Saturday, May 18, 2013

New pipeline application filed

CALGARY—TransCanada is taking another crack at winning a permit to build its Keystone XL oil pipeline after the Obama administration nixed an earlier iteration of it.
The Calgary-based company said today that it has filed a new application with the U.S. State Department for a segment of pipe between the Canada-U.S. border and Steele City, Neb.

“Our application for a Presidential Permit builds on more than three years of environmental review already conducted for Keystone XL,” CEO Russ Girling said in a release.
“It was the most comprehensive process ever for a cross-border pipeline, and that work should allow our cross-border permit to be processed expeditiously and a decision made once a new route in Nebraska is determined,” he added.
TransCanada expects to begin construction in early 2013, with oil flowing in late 2014 or early 2015.
The line would run from Hardisty, Alta. to Steele City, Neb.
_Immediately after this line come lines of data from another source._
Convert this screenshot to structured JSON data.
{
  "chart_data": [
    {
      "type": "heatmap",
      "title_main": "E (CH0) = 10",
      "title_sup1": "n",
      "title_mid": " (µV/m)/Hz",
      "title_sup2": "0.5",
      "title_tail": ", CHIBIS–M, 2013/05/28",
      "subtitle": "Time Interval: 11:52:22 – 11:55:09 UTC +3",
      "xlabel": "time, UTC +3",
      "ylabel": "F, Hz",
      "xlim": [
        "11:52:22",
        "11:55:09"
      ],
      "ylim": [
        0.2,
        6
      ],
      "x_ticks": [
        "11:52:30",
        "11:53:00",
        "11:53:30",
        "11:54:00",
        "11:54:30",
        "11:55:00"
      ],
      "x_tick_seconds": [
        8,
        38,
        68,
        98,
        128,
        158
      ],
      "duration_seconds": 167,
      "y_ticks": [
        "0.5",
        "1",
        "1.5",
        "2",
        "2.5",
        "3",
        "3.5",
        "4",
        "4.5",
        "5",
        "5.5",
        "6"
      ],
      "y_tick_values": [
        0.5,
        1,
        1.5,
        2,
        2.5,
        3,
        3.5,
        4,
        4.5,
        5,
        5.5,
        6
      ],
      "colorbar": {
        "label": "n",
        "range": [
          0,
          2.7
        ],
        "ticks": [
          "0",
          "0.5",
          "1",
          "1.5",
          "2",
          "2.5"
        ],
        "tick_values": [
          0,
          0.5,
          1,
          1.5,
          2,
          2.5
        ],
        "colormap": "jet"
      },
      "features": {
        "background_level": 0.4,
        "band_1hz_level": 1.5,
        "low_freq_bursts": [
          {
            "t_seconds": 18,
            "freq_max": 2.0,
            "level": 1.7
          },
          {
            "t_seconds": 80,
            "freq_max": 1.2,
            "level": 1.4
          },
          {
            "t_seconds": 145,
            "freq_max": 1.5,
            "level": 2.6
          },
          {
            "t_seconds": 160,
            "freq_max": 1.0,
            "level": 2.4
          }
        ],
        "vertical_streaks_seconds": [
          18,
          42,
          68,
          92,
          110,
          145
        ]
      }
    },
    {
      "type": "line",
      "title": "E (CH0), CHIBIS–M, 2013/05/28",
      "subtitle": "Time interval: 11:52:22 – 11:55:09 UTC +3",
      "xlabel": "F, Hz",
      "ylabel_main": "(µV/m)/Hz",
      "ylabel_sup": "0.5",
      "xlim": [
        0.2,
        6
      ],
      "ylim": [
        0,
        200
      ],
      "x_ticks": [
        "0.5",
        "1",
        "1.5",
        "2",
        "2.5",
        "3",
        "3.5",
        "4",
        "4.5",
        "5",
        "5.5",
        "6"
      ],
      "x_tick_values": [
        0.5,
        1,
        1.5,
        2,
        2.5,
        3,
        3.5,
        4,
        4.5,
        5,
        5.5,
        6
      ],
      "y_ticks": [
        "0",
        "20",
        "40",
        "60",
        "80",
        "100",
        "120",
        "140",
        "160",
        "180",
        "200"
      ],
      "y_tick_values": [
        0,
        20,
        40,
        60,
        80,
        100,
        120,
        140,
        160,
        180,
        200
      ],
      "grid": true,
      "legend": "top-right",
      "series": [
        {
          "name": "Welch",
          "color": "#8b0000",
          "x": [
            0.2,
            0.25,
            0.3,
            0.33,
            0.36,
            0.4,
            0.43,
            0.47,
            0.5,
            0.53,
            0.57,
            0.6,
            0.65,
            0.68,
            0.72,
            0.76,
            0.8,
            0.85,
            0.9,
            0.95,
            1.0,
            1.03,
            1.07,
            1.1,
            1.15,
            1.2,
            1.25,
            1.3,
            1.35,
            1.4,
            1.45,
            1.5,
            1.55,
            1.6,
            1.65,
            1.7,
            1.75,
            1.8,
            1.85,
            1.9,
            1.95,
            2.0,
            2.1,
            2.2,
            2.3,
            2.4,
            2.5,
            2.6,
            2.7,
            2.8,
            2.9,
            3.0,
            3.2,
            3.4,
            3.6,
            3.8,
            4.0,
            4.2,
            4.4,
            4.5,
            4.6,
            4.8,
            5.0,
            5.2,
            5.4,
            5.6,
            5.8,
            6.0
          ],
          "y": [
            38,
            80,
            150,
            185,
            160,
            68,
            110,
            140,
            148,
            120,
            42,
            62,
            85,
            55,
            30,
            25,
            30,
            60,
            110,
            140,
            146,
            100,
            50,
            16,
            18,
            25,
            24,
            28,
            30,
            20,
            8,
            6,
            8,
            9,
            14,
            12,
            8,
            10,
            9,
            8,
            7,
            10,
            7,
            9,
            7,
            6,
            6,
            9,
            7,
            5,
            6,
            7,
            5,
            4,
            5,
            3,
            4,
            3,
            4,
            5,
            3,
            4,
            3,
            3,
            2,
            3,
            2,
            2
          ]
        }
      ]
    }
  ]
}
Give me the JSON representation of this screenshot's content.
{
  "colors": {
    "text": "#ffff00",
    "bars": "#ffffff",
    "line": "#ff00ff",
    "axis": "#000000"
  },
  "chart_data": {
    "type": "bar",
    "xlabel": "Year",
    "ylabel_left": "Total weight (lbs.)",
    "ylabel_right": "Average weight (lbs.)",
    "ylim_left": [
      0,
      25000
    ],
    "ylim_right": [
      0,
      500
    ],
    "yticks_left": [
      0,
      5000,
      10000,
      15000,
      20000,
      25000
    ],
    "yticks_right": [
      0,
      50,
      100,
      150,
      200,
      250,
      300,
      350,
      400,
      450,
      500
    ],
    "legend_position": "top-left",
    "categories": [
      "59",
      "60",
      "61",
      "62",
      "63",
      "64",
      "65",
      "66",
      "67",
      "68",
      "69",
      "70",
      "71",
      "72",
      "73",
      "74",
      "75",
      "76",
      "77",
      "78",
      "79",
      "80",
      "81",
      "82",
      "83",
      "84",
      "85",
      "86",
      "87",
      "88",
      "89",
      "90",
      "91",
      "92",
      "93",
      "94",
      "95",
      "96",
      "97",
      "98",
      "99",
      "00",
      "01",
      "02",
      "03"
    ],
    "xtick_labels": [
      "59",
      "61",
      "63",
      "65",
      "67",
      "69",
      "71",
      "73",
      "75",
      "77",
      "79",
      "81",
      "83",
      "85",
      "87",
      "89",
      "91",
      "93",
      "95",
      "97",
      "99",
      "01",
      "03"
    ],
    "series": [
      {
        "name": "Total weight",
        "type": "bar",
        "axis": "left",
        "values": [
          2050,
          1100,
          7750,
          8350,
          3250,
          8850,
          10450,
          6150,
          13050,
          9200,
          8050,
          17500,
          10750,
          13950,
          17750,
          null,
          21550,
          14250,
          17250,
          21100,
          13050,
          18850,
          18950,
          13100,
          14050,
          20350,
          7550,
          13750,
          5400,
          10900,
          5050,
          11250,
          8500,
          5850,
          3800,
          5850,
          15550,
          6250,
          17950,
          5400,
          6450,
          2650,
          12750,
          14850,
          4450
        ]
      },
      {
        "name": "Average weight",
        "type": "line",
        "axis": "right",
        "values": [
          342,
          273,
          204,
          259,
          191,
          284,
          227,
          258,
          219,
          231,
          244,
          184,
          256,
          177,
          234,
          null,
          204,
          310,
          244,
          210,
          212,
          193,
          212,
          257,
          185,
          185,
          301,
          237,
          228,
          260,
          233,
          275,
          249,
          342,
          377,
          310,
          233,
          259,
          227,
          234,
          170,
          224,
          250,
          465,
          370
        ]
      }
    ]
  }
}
The NEB signed off on the Canadian portion of the line years ago.
The application will include a new route through Nebraska, which the state also is reviewing, that will skirt the ecologically-sensitive Sand Hills region.
Routes through Montana and South Dakota already have been reviewed.
Federal Natural Resources minister Joe Oliver, speaking in Toronto, said the new route increases the likelihood the project will be approved.
“I’ve been cautiously optimistic, I’m a little less cautious now,” Oliver said at a news conference today.
Though “pleased” to see the pipeline proposal progress, the government will continue to seek new markets for Canadian oil, with a particular eye on the Asia-Pacific region, Oliver added.
“We want that to happen at the same time as we enrich and increase our bilateral relationship [with the U.S.],” he remarked.